Lo stato di ansia grave e perdurante non deve essere necessariamente uno stato patologico e non richiede perizia medica.

 

Uno dei casi in cui scatta lo stalking è quando il colpevole provochi nella vittima uno stato di ansia grave e continuo: ma tale condizione psicologica non deve necessariamente coincidere con una patologia clinica vera e propria; pertanto la vittima non deve procurarsi né certificati medici, né perizie medico-legale. Basta verificare le reazioni concrete della vittima stessa e l’astratta capacità del comportamento del colpevole a generare tale ansia. È quanto chiarito dalla Cassazione in una recente sentenza [1].

 

Il giudice, per accertare lo stato di ansia – presupposto sufficiente e necessario a far scattare lo stalking – può basarsi anche sull’osservazione del comportamento della vittima. La valutazione dello stalking, quindi, non richiede certificati medici, né la nomina di un perito che rediga una consulenza medico legale sulle condizioni della vittima. Basta piuttosto verificare la sussistenza degli effetti destabilizzanti della condotta del colpevole sull’equilibrio psichico della persona offesa, anche sulla base di quelle che sono le regole di esperienza comune. Detto in termini più pratici, chi vuol denunciare uno stalkging, per provare l’ansia patita a seguito di tale persecuzione, non deve produrre cartelle cliniche o certificati, ma semplicemente dimostrare come i comportamenti incriminati siano stati capaci di destabilizzarlo emotivamente e psichicamente. Insomma, un compito molto più agevole per arrivare a una sentenza di condanna.

 

 

 

Il grave e perdurante stato d’ansia della vittima

Il fatto che il colpevole abbia solo “minacciato” la vittima, senza però mai porre a termine la minaccia, è sufficiente a far scattare lo stalking, avendo tale comportamento generato uno stato di ansia grave e continuato.

Peraltro, lo stalking può essere provato anche dando atto del fatto che la vittima abbia modificato le proprie abitudini di vita al fine di non essere perseguitata (si pensi all’aver cambiato un percorso per recarsi al lavoro o far ritorno la sera a casa).

 

Appostamenti, telefonate, sms, ingiurie, minacce di morte sono, in base all’esperienza comune, tali da destabilizzare chiunque, anche senza bisogno che tale effetto sia dimostrato da un medico-legale e da una perizia.

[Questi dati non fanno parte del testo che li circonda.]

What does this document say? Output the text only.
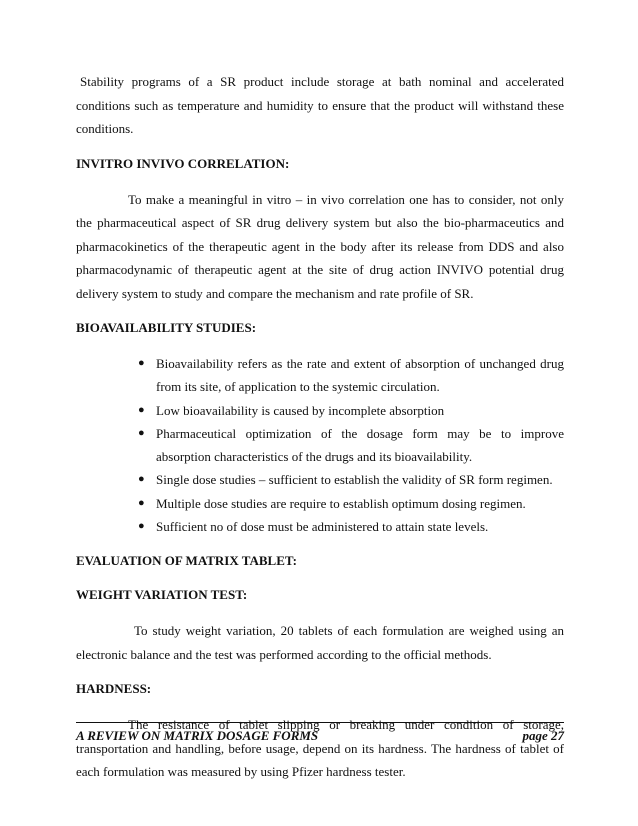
Stability programs of a SR product include storage at bath nominal and accelerated conditions such as temperature and humidity to ensure that the product will withstand these conditions.

INVITRO INVIVO CORRELATION:

To make a meaningful in vitro – in vivo correlation one has to consider, not only the pharmaceutical aspect of SR drug delivery system but also the bio-pharmaceutics and pharmacokinetics of the therapeutic agent in the body after its release from DDS and also pharmacodynamic of therapeutic agent at the site of drug action INVIVO potential drug delivery system to study and compare the mechanism and rate profile of SR.

BIOAVAILABILITY STUDIES:

● Bioavailability refers as the rate and extent of absorption of unchanged drug from its site, of application to the systemic circulation.
● Low bioavailability is caused by incomplete absorption
● Pharmaceutical optimization of the dosage form may be to improve absorption characteristics of the drugs and its bioavailability.
● Single dose studies – sufficient to establish the validity of SR form regimen.
● Multiple dose studies are require to establish optimum dosing regimen.
● Sufficient no of dose must be administered to attain state levels.

EVALUATION OF MATRIX TABLET:

WEIGHT VARIATION TEST:

To study weight variation, 20 tablets of each formulation are weighed using an electronic balance and the test was performed according to the official methods.

HARDNESS:

The resistance of tablet slipping or breaking under condition of storage, transportation and handling, before usage, depend on its hardness. The hardness of tablet of each formulation was measured by using Pfizer hardness tester.

A REVIEW ON MATRIX DOSAGE FORMS	page 27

Tale stato di ansia prescinde quindi dall’accertamento di un vero e proprio stato patologico e non richiede necessariamente una perizia medica, potendo il giudice argomentare la sussistenza degli effetti destabilizzanti della condotta dell’agente sull’equilibrio psichico della persona offesa, anche sulla base di massime di esperienza [2].

 

In particolare, la prova del reato deve essere ancorata ad elementi sintomatici di tale turbamento psicologico ricavabili dalle dichiarazioni della vittima, dai suoi comportamenti conseguenti alla condotta del colpevole e anche da quest’ultima.

 

E’ quindi sufficiente, per far scattare lo stalkging, che gli atti persecutori abbiano un effetto comunque destabilizzante della serenità e dell’equilibrio psicologico della vittima, naturalmente di una certa consistenza (come suggerito dagli aggettivi “grave” e “perdurante”).


La sentenza

Corte di Cassazione, sez. V Penale, sentenza 19 gennaio – 15 luglio 2016, n. 30334

Presidente Zaza – Relatore Pezzullo

Ritenuto in fatto

1.Con sentenza in data 23.9.2014 la Corte di Appello di Lecce, Sezione Distaccata di Taranto, in riforma della sentenza del 15.10.2012 del Tribunale di Taranto, Sezione Distaccata di Grottaglie, escludeva l’aumento di pena di mesi uno di reclusione per il reato di cui all’art. 660 c.p., confermando la pena residua nei confronti M.R. di mesi sette di reclusione e la condanna al risarcimento del danno in favore della parte civile, per il reato di atti persecutori di cui all’art. 612 bis c.p., perché, con condotte reiterate, minacciava e molestava C.M.G. con telefonate ed sms, nonché con pedinamenti ed appostamenti, in modo da cagionarle un grave e perdurante stato di ansia e di paura e da indurla a temere per l’incolumità propria e dei propri figli minori.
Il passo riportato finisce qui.